The test areas are cultivated in a special layout based on preset GPS coordinates. The English oaks were placed in concentric circles known as Nelder circles – this makes it possible to study different stand densities within a small space. There are around 500 trees in each Nelder circle. The Bavarian State Forestry Service and the Chair for Forest Yield Science at the Technical University of Munich, which offered scientific support and analysis, were partners to the Audi Environmental Foundation in this project. A total of around 36,000 trees were planted in the test area.
In conducting the research project in Kösching Forest, the Audi Environmental Foundation has set a process spanning generations into motion. Trees grow slowly, and they live significantly longer than people. Therefore, sustainable handling of natural resources is a fundamental principle of the project. Together, the partners are assuming responsibility for assuring long-term preservation of the areas cultivated for the large-scale experiment over the next 100 years.
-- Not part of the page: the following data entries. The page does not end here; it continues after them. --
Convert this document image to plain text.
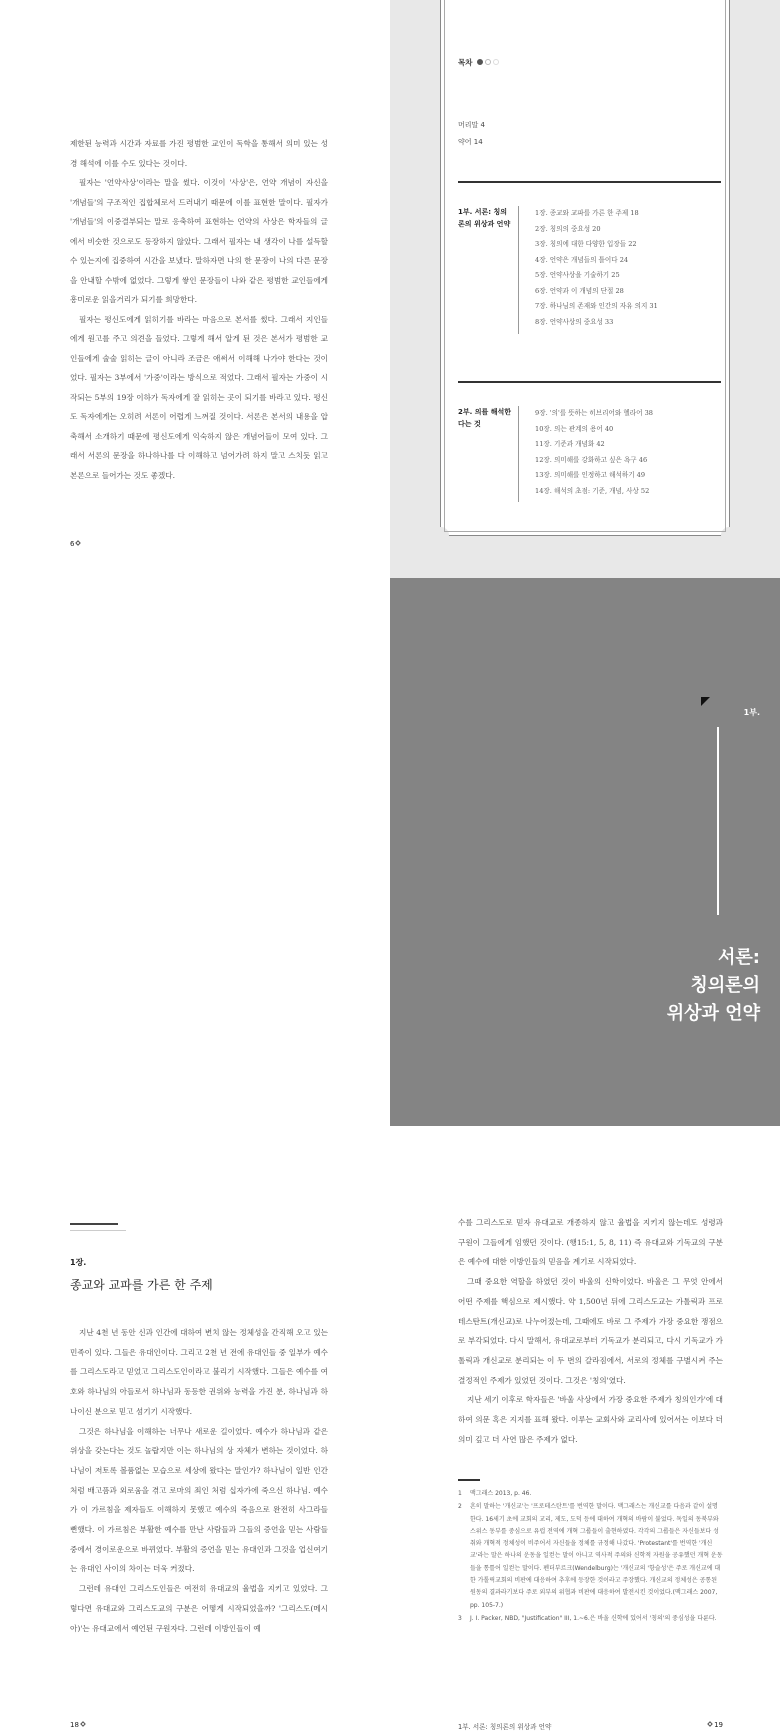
제한된 능력과 시간과 자료를 가진 평범한 교인이 독학을 통해서 의미 있는 성경 해석에 이를 수도 있다는 것이다.

필자는 '언약사상'이라는 말을 썼다. 이것이 '사상'은, 언약 개념이 자신을 '개념들'의 구조적인 집합체로서 드러내기 때문에 이를 표현한 말이다. 필자가 '개념들'의 이중결부되는 말로 응축하여 표현하는 언약의 사상은 학자들의 글에서 비슷한 것으로도 등장하지 않았다. 그래서 필자는 내 생각이 나를 설득할 수 있는지에 집중하여 시간을 보냈다. 말하자면 나의 한 문장이 나의 다른 문장을 안내할 수밖에 없었다. 그렇게 쌓인 문장들이 나와 같은 평범한 교인들에게 흥미로운 읽을거리가 되기를 희망한다.

필자는 평신도에게 읽히기를 바라는 마음으로 본서를 썼다. 그래서 지인들에게 원고를 주고 의견을 들었다. 그렇게 해서 알게 된 것은 본서가 평범한 교인들에게 술술 읽히는 글이 아니라 조금은 애써서 이해해 나가야 한다는 것이었다. 필자는 3부에서 '가중'이라는 방식으로 적었다. 그래서 필자는 가중이 시작되는 5부의 19장 이하가 독자에게 잘 읽히는 곳이 되기를 바라고 있다. 평신도 독자에게는 오히려 서론이 어렵게 느껴질 것이다. 서론은 본서의 내용을 압축해서 소개하기 때문에 평신도에게 익숙하지 않은 개념어들이 모여 있다. 그래서 서론의 문장을 하나하나를 다 이해하고 넘어가려 하지 말고 스치듯 읽고 본론으로 들어가는 것도 좋겠다.

6
목차
머리말 4
약어 14
1부. 서론: 칭의론의 위상과 언약
1장. 종교와 교파를 가른 한 주제 18
2장. 칭의의 중요성 20
3장. 칭의에 대한 다양한 입장들 22
4장. 언약은 개념들의 틀이다 24
5장. 언약사상을 기술하기 25
6장. 언약과 이 개념의 단절 28
7장. 하나님의 존재와 인간의 자유 의지 31
8장. 언약사상의 중요성 33
2부. 의를 해석한다는 것
9장. '의'를 뜻하는 히브리어와 헬라어 38
10장. 의는 관계의 용어 40
11장. 기준과 개념화 42
12장. 의미해를 강화하고 싶은 욕구 46
13장. 의미해를 인정하고 해석하기 49
14장. 해석의 초점: 기준, 개념, 사상 52
1부.
서론:
칭의론의
위상과 언약
1장.
종교와 교파를 가른 한 주제

지난 4천 년 동안 신과 인간에 대하여 변치 않는 정체성을 간직해 오고 있는 민족이 있다. 그들은 유대인이다. 그리고 2천 년 전에 유대인들 중 일부가 예수를 그리스도라고 믿었고 그리스도인이라고 불리기 시작했다. 그들은 예수를 여호와 하나님의 아들로서 하나님과 동등한 권위와 능력을 가진 분, 하나님과 하나이신 분으로 믿고 섬기기 시작했다.

그것은 하나님을 이해하는 너무나 새로운 길이었다. 예수가 하나님과 같은 위상을 갖는다는 것도 놀랍지만 이는 하나님의 상 자체가 변하는 것이었다. 하나님이 저토록 볼품없는 모습으로 세상에 왔다는 말인가? 하나님이 일반 인간처럼 배고픔과 외로움을 겪고 로마의 죄인 처럼 십자가에 죽으신 하나님. 예수가 이 가르침을 제자들도 이해하지 못했고 예수의 죽음으로 완전히 사그라들 뻔했다. 이 가르침은 부활한 예수를 만난 사람들과 그들의 증언을 믿는 사람들 중에서 경이로운으로 바뀌었다. 부활의 증언을 믿는 유대인과 그것을 업신여기는 유대인 사이의 차이는 더욱 커졌다.

그런데 유대인 그리스도인들은 여전히 유대교의 율법을 지키고 있었다. 그렇다면 유대교와 그리스도교의 구분은 어떻게 시작되었을까? '그리스도(메시아)'는 유대교에서 예언된 구원자다. 그런데 이방인들이 예

18

수를 그리스도로 믿자 유대교로 개종하지 않고 율법을 지키지 않는데도 성령과 구원이 그들에게 임했던 것이다. (행15:1, 5, 8, 11) 즉 유대교와 기독교의 구분은 예수에 대한 이방인들의 믿음을 계기로 시작되었다.

그때 중요한 역할을 하였던 것이 바울의 신학이었다. 바울은 그 무엇 안에서 어떤 주제를 핵심으로 제시했다. 약 1,500년 뒤에 그리스도교는 가톨릭과 프로테스탄트(개신교)로 나누어졌는데, 그때에도 바로 그 주제가 가장 중요한 쟁점으로 부각되었다. 다시 말해서, 유대교로부터 기독교가 분리되고, 다시 기독교가 가톨릭과 개신교로 분리되는 이 두 번의 갈라짐에서, 서로의 정체를 구별시켜 주는 결정적인 주제가 있었던 것이다. 그것은 '칭의'였다.

지난 세기 이후로 학자들은 '바울 사상에서 가장 중요한 주제가 칭의인가'에 대하여 의문 혹은 지지를 표해 왔다. 이루는 교회사와 교리사에 있어서는 이보다 더 의미 깊고 더 사연 많은 주제가 없다.

1 맥그래스 2013, p. 46.
2 흔히 말하는 '개신교'는 '프로테스탄트'를 번역한 말이다. 맥그래스는 개신교를 다음과 같이 설명한다. 16세기 초에 교회의 교리, 제도, 도덕 등에 대하여 개혁의 바람이 불었다. 독일의 동북부와 스위스 동부를 중심으로 유럽 전역에 개혁 그룹들이 출현하였다. 각각의 그룹들은 자신들보다 성취와 개혁적 정체성이 비주어서 자신들을 정체를 규정해 나갔다. 'Protestant'를 번역한 '개신교'라는 말은 하나의 운동을 일컫는 말이 아니고 역사적 주의와 신학적 자원을 공유했던 개혁 운동들을 통틀어 일컫는 말이다. 펜더부르크(Wendelburg)는 '개신교의 '항슬성'은 주로 개신교에 대한 가톨릭교회의 비판에 대응하여 추후에 등장한 것이라고 주장했다. 개신교의 정체성은 공통된 원동의 결과라기보다 주로 외부의 위협과 비판에 대응하여 발전시킨 것이었다.(맥그래스 2007, pp. 105-7.)
3 J. I. Packer, NBD, "Justification" III, 1.~6.은 바울 신학에 있어서 '칭의'의 중심성을 다룬다.
1부. 서론: 칭의론의 위상과 언약	19
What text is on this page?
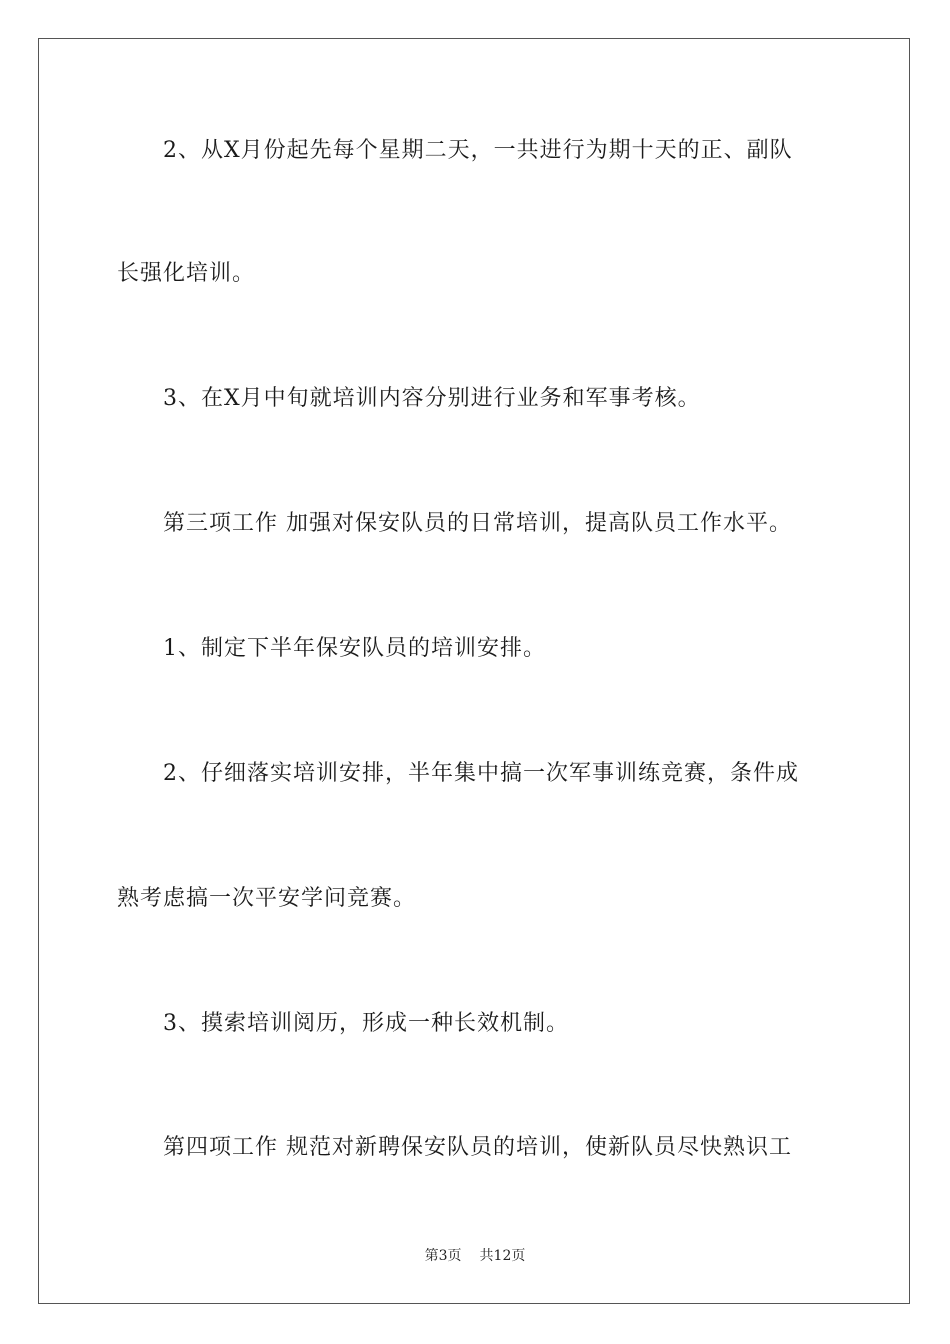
2、从X月份起先每个星期二天，一共进行为期十天的正、副队
长强化培训。
3、在X月中旬就培训内容分别进行业务和军事考核。
第三项工作 加强对保安队员的日常培训，提高队员工作水平。
1、制定下半年保安队员的培训安排。
2、仔细落实培训安排，半年集中搞一次军事训练竞赛，条件成
熟考虑搞一次平安学问竞赛。
3、摸索培训阅历，形成一种长效机制。
第四项工作 规范对新聘保安队员的培训，使新队员尽快熟识工
第3页 共12页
Since the pilot project was conducted in Ingolstadt, thousands of additional trees have been planted. Around 29,000 of them were planted in two areas near the Audi plant in Győr, Hungary, and 10,000 near the Neckarsulm site. In the summer of 2011, an oak forest was cultivated in Italy near Sant’Agata Bolognese, the home of Audi subsidiary Lamborghini, followed by a planting campaign in Belgium near the Brussels site. Over 90,000 new trees have been planted so far in the course of the research project – and the goal is to plant even more.